As It Happens

Warm winter means Germany can't make any ice wine

If winters keep getting warmer in Germany, the country's famous ice wine might cease to exist, says an industry spokesperson.

Industry spokesperson says climate change could spell disaster for the world-famous dessert wine

To make ice wine, German vinyard workers have to harvest the grapes on short notice, often in the middle of the night. (Daniel Karmann/DPA/AFP/Getty Images)


For the first time in Germany's winemaking history, the country's vinyards won't produce any ice wine, according to the German Wine Institute. 

That's because none of the country's wine regions saw the necessary low temperature of - 7 C in the 2019 season that it takes to produce the sticky sweet alcoholic beverage. 

And if winters keep getting warmer, the country's famous ice wine might cease to exist, says an industry spokesperson.

"If the trend really goes on, the ice wine will be much more rare than it is already," wine institute spokesperson Ernst Buescher told As It Happens host Carol Off. 

"In future, maybe you don't have any ice wine anymore."

A helper gathers grapes at a vineyard in Kiechlinsbergen, southern Germany, on Jan. 7, 2017. (Patrick Seeger/DPA/AFP/Getty Images)

Germany has been making ice wine since 1830, and it's always been a rare and expensive treat because of the narrow window in which it can be produced. 

The dessert wine is made from grapes that have frozen on the vine, concentrating the sugars and creating an intensely sweet taste. 

The first moment the temperature falls below - 7 C,  workers must race to the vineyards to harvest the grapes on short notice within a few a hours — sometimes in the middle of the night. Then they press them immediately while they're still frozen.

The timing is tricky, and winemakers risk losing the grapes they've set aside for ice wine if they rot on the vine before the hard freeze comes.

"Due to the climate change, the grapes are getting ripe much earlier than in former times," Buescher said. "It will be more and more precious."

Ice wine is made from frozen grapes with concentrated sugars for a sticky, sweet taste. (Kai Pfaffenbach/Reuters)

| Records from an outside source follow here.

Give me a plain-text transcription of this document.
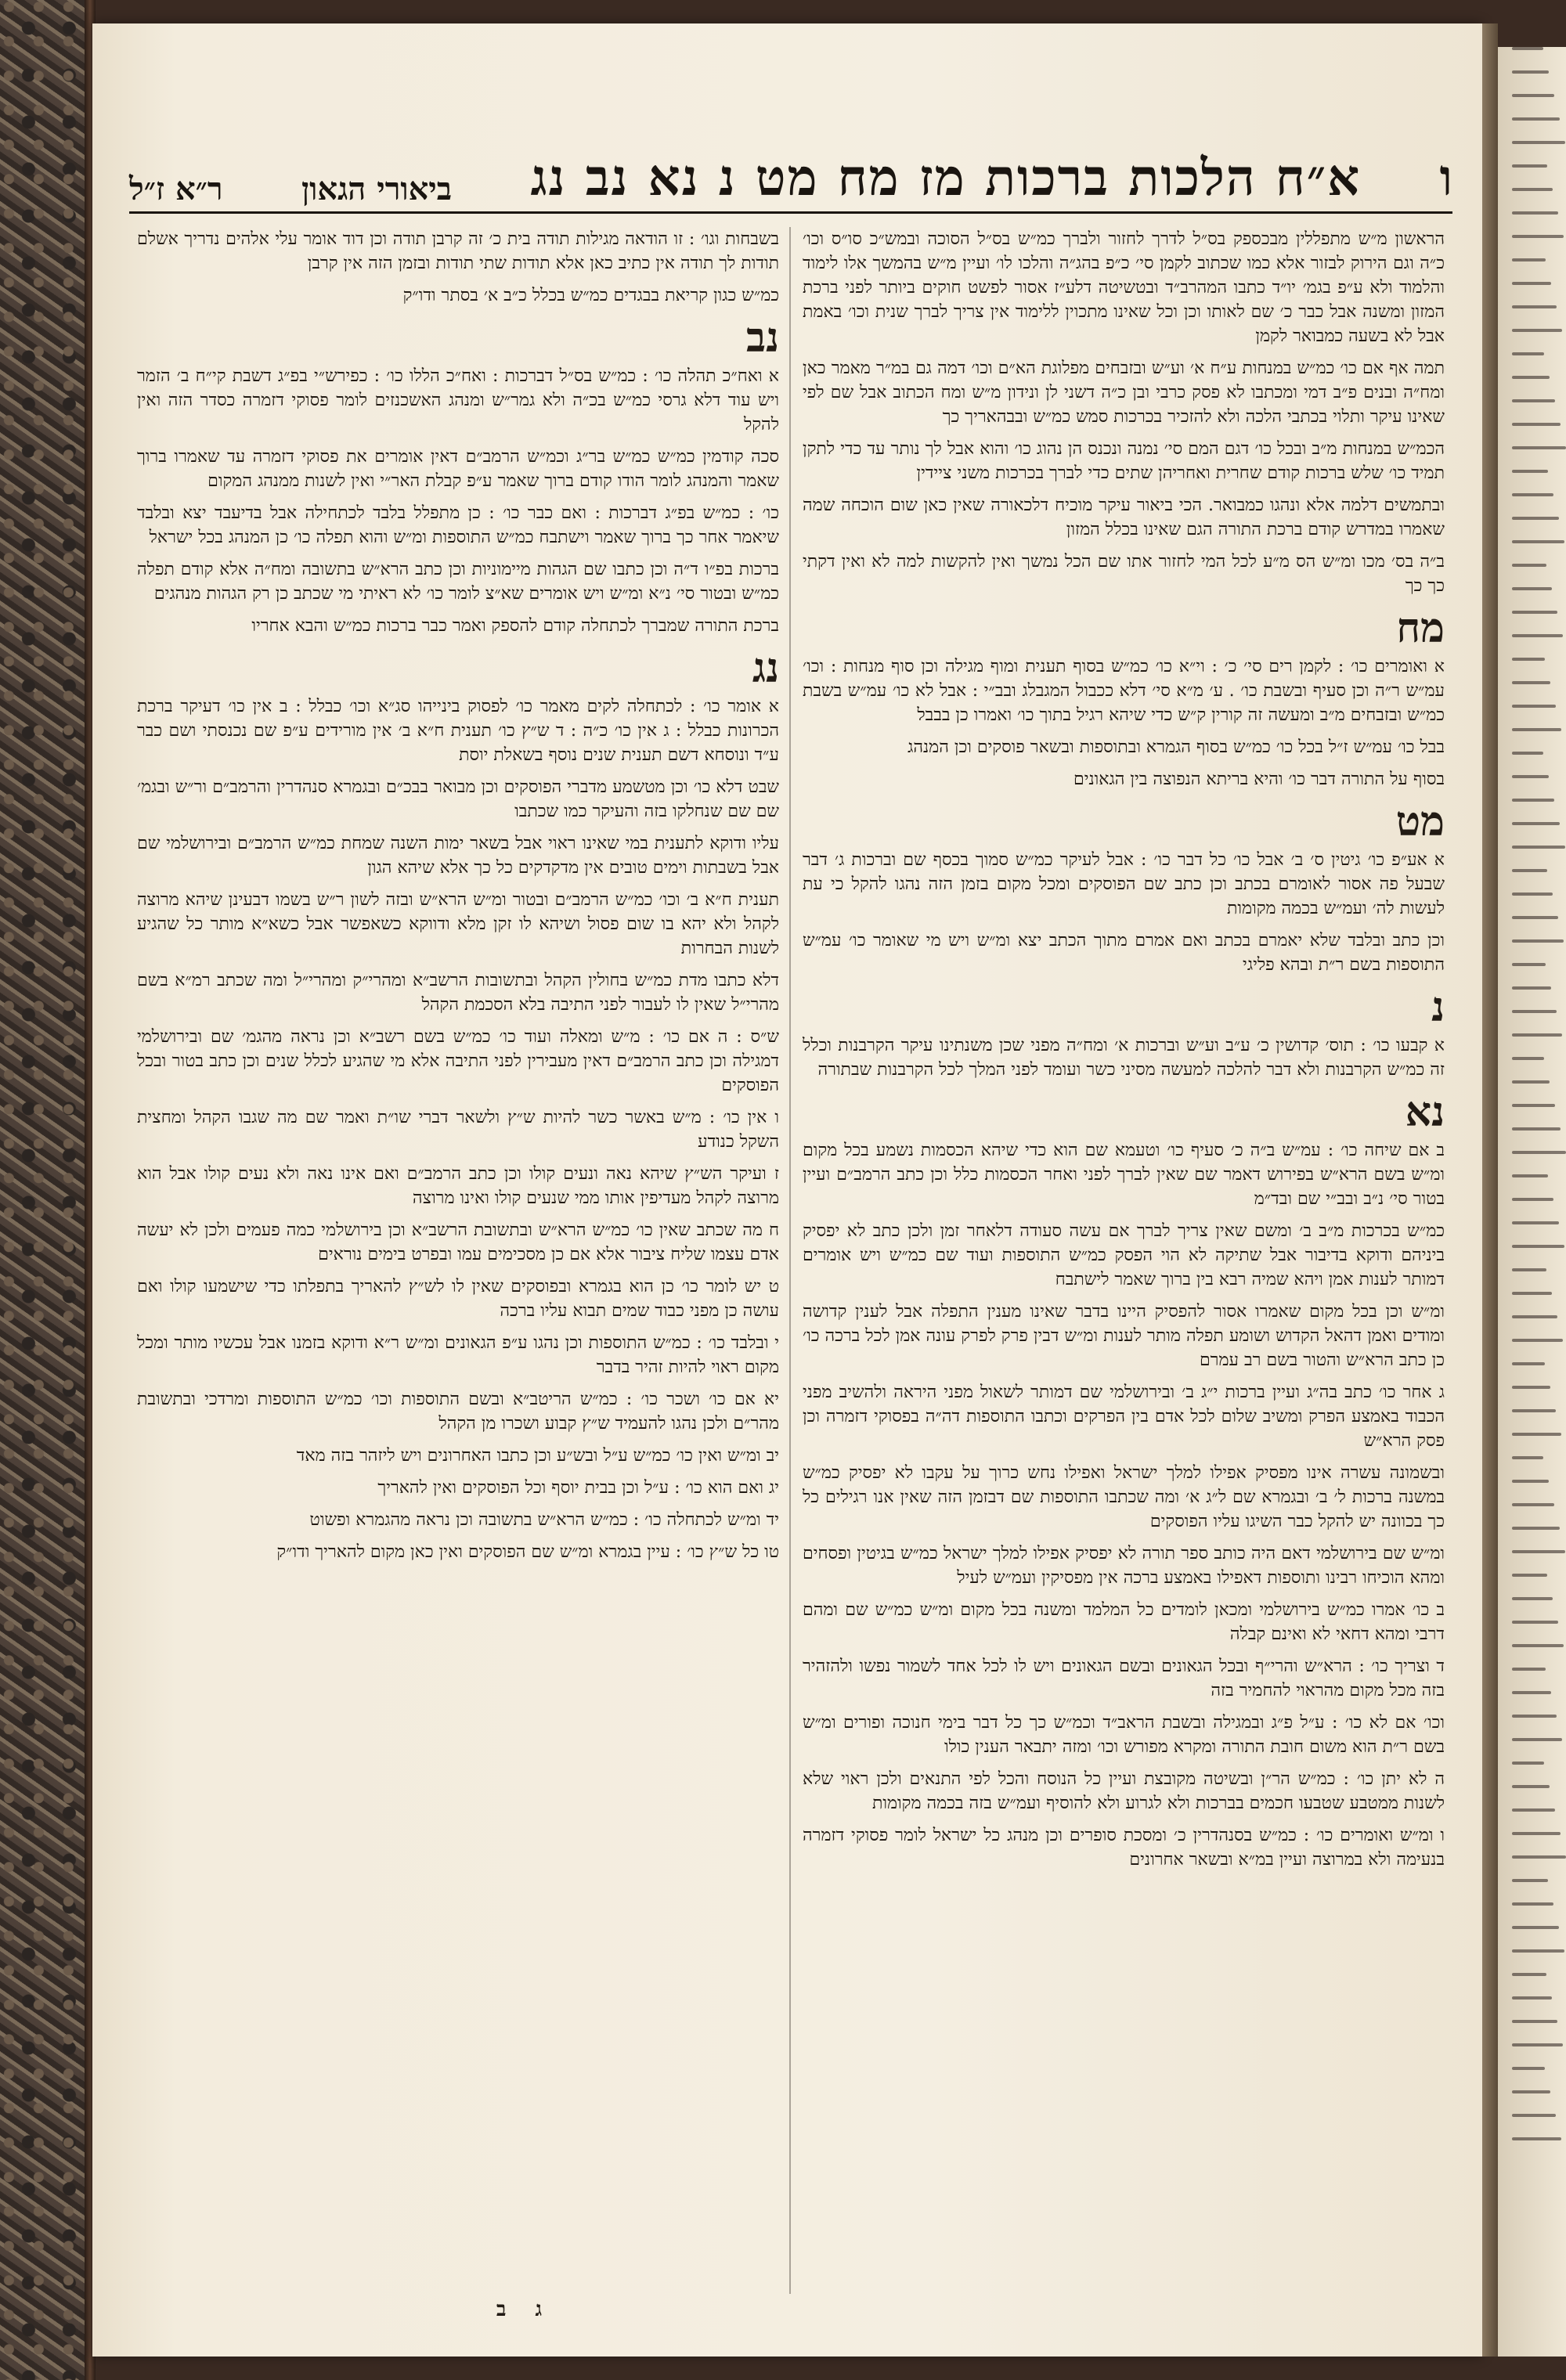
ו
א״ח הלכות ברכות מז מח מט נ נא נב נג
ביאורי הגאון
ר״א ז״ל

הראשון מ״ש מתפללין מבכספק בס״ל לדרך לחזור ולברך כמ״ש בס״ל הסוכה ובמש״כ סו״ס וכו׳ כ״ה וגם הירוק לבזור אלא כמו שכתוב לקמן סי׳ כ״פ בהג״ה והלכו לו׳ ועיין מ״ש בהמשך אלו לימוד והלמוד ולא ע״פ בגמ׳ יו״ד כתבו המהרב״ד ובטשיטה דלע״ז אסור לפשט חוקים ביותר לפני ברכת המזון ומשנה אבל כבר כ׳ שם לאותו וכן וכל שאינו מתכוין ללימוד אין צריך לברך שנית וכו׳ באמת אבל לא בשעה כמבואר לקמן

תמה אף אם כו׳ כמ״ש במנחות ע״ח א׳ וע״ש ובזבחים מפלוגת הא״ם וכו׳ דמה גם במ״ר מאמר כאן ומח״ה ובנים פ״ב דמי ומכתבו לא פסק כרבי ובן כ״ה דשני לן ונידון מ״ש ומח הכתוב אבל שם לפי שאינו עיקר ותלוי בכתבי הלכה ולא להזכיר בכרכות סמש כמ״ש ובבהאריך כך

הכמ״ש במנחות מ״ב ובכל כו׳ דגם המם סי׳ נמנה ונכנס הן נהוג כו׳ והוא אבל לך נותר עד כדי לתקן תמיד כו׳ שלש ברכות קודם שחרית ואחריהן שתים כדי לברך בכרכות משני ציידין

ובתמשים דלמה אלא ונהגו כמבואר. הכי ביאור עיקר מוכיח דלכאורה שאין כאן שום הוכחה שמה שאמרו במדרש קודם ברכת התורה הגם שאינו בכלל המזון

ב״ה בס׳ מכו ומ״ש הס מ״ע לכל המי לחזור אתו שם הכל נמשך ואין להקשות למה לא ואין דקתי כך כך

מח

א ואומרים כו׳ : לקמן רים סי׳ כ׳ : וי״א כו׳ כמ״ש בסוף תענית ומוף מגילה וכן סוף מנחות : וכו׳ עמ״ש ר״ה וכן סעיף ובשבת כו׳ . ע׳ מ״א סי׳ דלא ככבול המגבלג ובב״י : אבל לא כו׳ עמ״ש בשבת כמ״ש ובזבחים מ״ב ומעשה זה קורין ק״ש כדי שיהא רגיל בתוך כו׳ ואמרו כן בבבל

בבל כו׳ עמ״ש ז״ל בכל כו׳ כמ״ש בסוף הגמרא ובתוספות ובשאר פוסקים וכן המנהג

בסוף על התורה דבר כו׳ והיא בריתא הנפוצה בין הגאונים

מט

א אע״פ כו׳ גיטין ס׳ ב׳ אבל כו׳ כל דבר כו׳ : אבל לעיקר כמ״ש סמוך בכסף שם וברכות ג׳ דבר שבעל פה אסור לאומרם בכתב וכן כתב שם הפוסקים ומכל מקום בזמן הזה נהגו להקל כי עת לעשות לה׳ ועמ״ש בכמה מקומות

וכן כתב ובלבד שלא יאמרם בכתב ואם אמרם מתוך הכתב יצא ומ״ש ויש מי שאומר כו׳ עמ״ש התוספות בשם ר״ת ובהא פליגי

נ

א קבעו כו׳ : תוס׳ קדושין כ׳ ע״ב וע״ש וברכות א׳ ומח״ה מפני שכן משנתינו עיקר הקרבנות וכלל זה כמ״ש הקרבנות ולא דבר להלכה למעשה מסיני כשר ועומד לפני המלך לכל הקרבנות שבתורה

נא

ב אם שיחה כו׳ : עמ״ש ב״ה כ׳ סעיף כו׳ וטעמא שם הוא כדי שיהא הכסמות נשמע בכל מקום ומ״ש בשם הרא״ש בפירוש דאמר שם שאין לברך לפני ואחר הכסמות כלל וכן כתב הרמב״ם ועיין בטור סי׳ נ״ב ובב״י שם ובד״מ

כמ״ש בכרכות מ״ב ב׳ ומשם שאין צריך לברך אם עשה סעודה דלאחר זמן ולכן כתב לא יפסיק ביניהם ודוקא בדיבור אבל שתיקה לא הוי הפסק כמ״ש התוספות ועוד שם כמ״ש ויש אומרים דמותר לענות אמן ויהא שמיה רבא בין ברוך שאמר לישתבח

ומ״ש וכן בכל מקום שאמרו אסור להפסיק היינו בדבר שאינו מענין התפלה אבל לענין קדושה ומודים ואמן דהאל הקדוש ושומע תפלה מותר לענות ומ״ש דבין פרק לפרק עונה אמן לכל ברכה כו׳ כן כתב הרא״ש והטור בשם רב עמרם

ג אחר כו׳ כתב בה״ג ועיין ברכות י״ג ב׳ ובירושלמי שם דמותר לשאול מפני היראה ולהשיב מפני הכבוד באמצע הפרק ומשיב שלום לכל אדם בין הפרקים וכתבו התוספות דה״ה בפסוקי דזמרה וכן פסק הרא״ש

ובשמונה עשרה אינו מפסיק אפילו למלך ישראל ואפילו נחש כרוך על עקבו לא יפסיק כמ״ש במשנה ברכות ל׳ ב׳ ובגמרא שם ל״ג א׳ ומה שכתבו התוספות שם דבזמן הזה שאין אנו רגילים כל כך בכוונה יש להקל כבר השיגו עליו הפוסקים

ומ״ש שם בירושלמי דאם היה כותב ספר תורה לא יפסיק אפילו למלך ישראל כמ״ש בגיטין ופסחים ומהא הוכיחו רבינו ותוספות דאפילו באמצע ברכה אין מפסיקין ועמ״ש לעיל

ב כו׳ אמרו כמ״ש בירושלמי ומכאן לומדים כל המלמד ומשנה בכל מקום ומ״ש כמ״ש שם ומהם דרבי ומהא דחאי לא ואינם קבלה

ד וצריך כו׳ : הרא״ש והרי״ף ובכל הגאונים ובשם הגאונים ויש לו לכל אחד לשמור נפשו ולהזהיר בזה מכל מקום מהראוי להחמיר בזה

וכו׳ אם לא כו׳ : ע״ל פ״ג ובמגילה ובשבת הראב״ד וכמ״ש כך כל דבר בימי חנוכה ופורים ומ״ש בשם ר״ת הוא משום חובת התורה ומקרא מפורש וכו׳ ומזה יתבאר הענין כולו

ה לא יתן כו׳ : כמ״ש הר״ן ובשיטה מקובצת ועיין כל הנוסח והכל לפי התנאים ולכן ראוי שלא לשנות ממטבע שטבעו חכמים בברכות ולא לגרוע ולא להוסיף ועמ״ש בזה בכמה מקומות

ו ומ״ש ואומרים כו׳ : כמ״ש בסנהדרין כ׳ ומסכת סופרים וכן מנהג כל ישראל לומר פסוקי דזמרה בנעימה ולא במרוצה ועיין במ״א ובשאר אחרונים

בשבחות וגו׳ : זו הודאה מגילות תודה בית כ׳ זה קרבן תודה וכן דוד אומר עלי אלהים נדריך אשלם תודות לך תודה אין כתיב כאן אלא תודות שתי תודות ובזמן הזה אין קרבן

כמ״ש כגון קריאת בבגדים כמ״ש בכלל כ״ב א׳ בסתר ודו״ק

נב

א ואח״כ תהלה כו׳ : כמ״ש בס״ל דברכות : ואח״כ הללו כו׳ : כפירש״י בפ״ג דשבת קי״ח ב׳ הזמר ויש עוד דלא גרסי כמ״ש בכ״ה ולא גמר״ש ומנהג האשכנזים לומר פסוקי דזמרה כסדר הזה ואין להקל

סכה קודמין כמ״ש כמ״ש בר״ג וכמ״ש הרמב״ם דאין אומרים את פסוקי דזמרה עד שאמרו ברוך שאמר והמנהג לומר הודו קודם ברוך שאמר ע״פ קבלת האר״י ואין לשנות ממנהג המקום

כו׳ : כמ״ש בפ״ג דברכות : ואם כבר כו׳ : כן מתפלל בלבד לכתחילה אבל בדיעבד יצא ובלבד שיאמר אחר כך ברוך שאמר וישתבח כמ״ש התוספות ומ״ש והוא תפלה כו׳ כן המנהג בכל ישראל

ברכות בפ״ו ד״ה וכן כתבו שם הגהות מיימוניות וכן כתב הרא״ש בתשובה ומח״ה אלא קודם תפלה כמ״ש ובטור סי׳ נ״א ומ״ש ויש אומרים שא״צ לומר כו׳ לא ראיתי מי שכתב כן רק הגהות מנהגים

ברכת התורה שמברך לכתחלה קודם להספק ואמר כבר ברכות כמ״ש והבא אחריו

נג

א אומר כו׳ : לכתחלה לקים מאמר כו׳ לפסוק בינייהו סג״א וכו׳ כבלל : ב אין כו׳ דעיקר ברכת הכרונות כבלל : ג אין כו׳ כ״ה : ד ש״ץ כו׳ תענית ח״א ב׳ אין מורידים ע״פ שם נכנסתי ושם כבר ע״ד ונוסחא דשם תענית שנים נוסף בשאלת יוסת

שבט דלא כו׳ וכן מטשמע מדברי הפוסקים וכן מבואר בבכ״ם ובגמרא סנהדרין והרמב״ם ור״ש ובגמ׳ שם שם שנחלקו בזה והעיקר כמו שכתבו

עליו ודוקא לתענית במי שאינו ראוי אבל בשאר ימות השנה שמחת כמ״ש הרמב״ם ובירושלמי שם אבל בשבתות וימים טובים אין מדקדקים כל כך אלא שיהא הגון

תענית ח״א ב׳ וכו׳ כמ״ש הרמב״ם ובטור ומ״ש הרא״ש ובזה לשון ר״ש בשמו דבעינן שיהא מרוצה לקהל ולא יהא בו שום פסול ושיהא לו זקן מלא ודווקא כשאפשר אבל כשא״א מותר כל שהגיע לשנות הבחרות

דלא כתבו מדת כמ״ש בחולין הקהל ובתשובות הרשב״א ומהרי״ק ומהרי״ל ומה שכתב רמ״א בשם מהרי״ל שאין לו לעבור לפני התיבה בלא הסכמת הקהל

ש״ס : ה אם כו׳ : מ״ש ומאלה ועוד כו׳ כמ״ש בשם רשב״א וכן נראה מהגמ׳ שם ובירושלמי דמגילה וכן כתב הרמב״ם דאין מעבירין לפני התיבה אלא מי שהגיע לכלל שנים וכן כתב בטור ובכל הפוסקים

ו אין כו׳ : מ״ש באשר כשר להיות ש״ץ ולשאר דברי שו״ת ואמר שם מה שגבו הקהל ומחצית השקל כנודע

ז ועיקר הש״ץ שיהא נאה ונעים קולו וכן כתב הרמב״ם ואם אינו נאה ולא נעים קולו אבל הוא מרוצה לקהל מעדיפין אותו ממי שנעים קולו ואינו מרוצה

ח מה שכתב שאין כו׳ כמ״ש הרא״ש ובתשובת הרשב״א וכן בירושלמי כמה פעמים ולכן לא יעשה אדם עצמו שליח ציבור אלא אם כן מסכימים עמו ובפרט בימים נוראים

ט יש לומר כו׳ כן הוא בגמרא ובפוסקים שאין לו לש״ץ להאריך בתפלתו כדי שישמעו קולו ואם עושה כן מפני כבוד שמים תבוא עליו ברכה

י ובלבד כו׳ : כמ״ש התוספות וכן נהגו ע״פ הגאונים ומ״ש ר״א ודוקא בזמנו אבל עכשיו מותר ומכל מקום ראוי להיות זהיר בדבר

יא אם כו׳ ושכר כו׳ : כמ״ש הריטב״א ובשם התוספות וכו׳ כמ״ש התוספות ומרדכי ובתשובת מהר״ם ולכן נהגו להעמיד ש״ץ קבוע ושכרו מן הקהל

יב ומ״ש ואין כו׳ כמ״ש ע״ל ובש״ע וכן כתבו האחרונים ויש ליזהר בזה מאד

יג ואם הוא כו׳ : ע״ל וכן בבית יוסף וכל הפוסקים ואין להאריך

יד ומ״ש לכתחלה כו׳ : כמ״ש הרא״ש בתשובה וכן נראה מהגמרא ופשוט

טו כל ש״ץ כו׳ : עיין בגמרא ומ״ש שם הפוסקים ואין כאן מקום להאריך ודו״ק

ג ב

Ice wine amounts for about 0.1 per cent of German wine production because it's produced in small batches. Buescher says companies make it for the prestige.

"It's something for the reputation of a winery, and it's something also to show your your skill of winemaking," he said. 

Still, while German ice wine might be on the decline — it continues to be produced in other countries, including Canada.

Ontario's Niagara Peninsula is a leading producer of ice wine, thanks to Canada's cold winters. It's also made in northern Michigan and Ashtabula County, Ohio, near Lake Erie.

What's more, Buescher says, countries like China are entering the ice wine game, "with the help and support of German winemakers."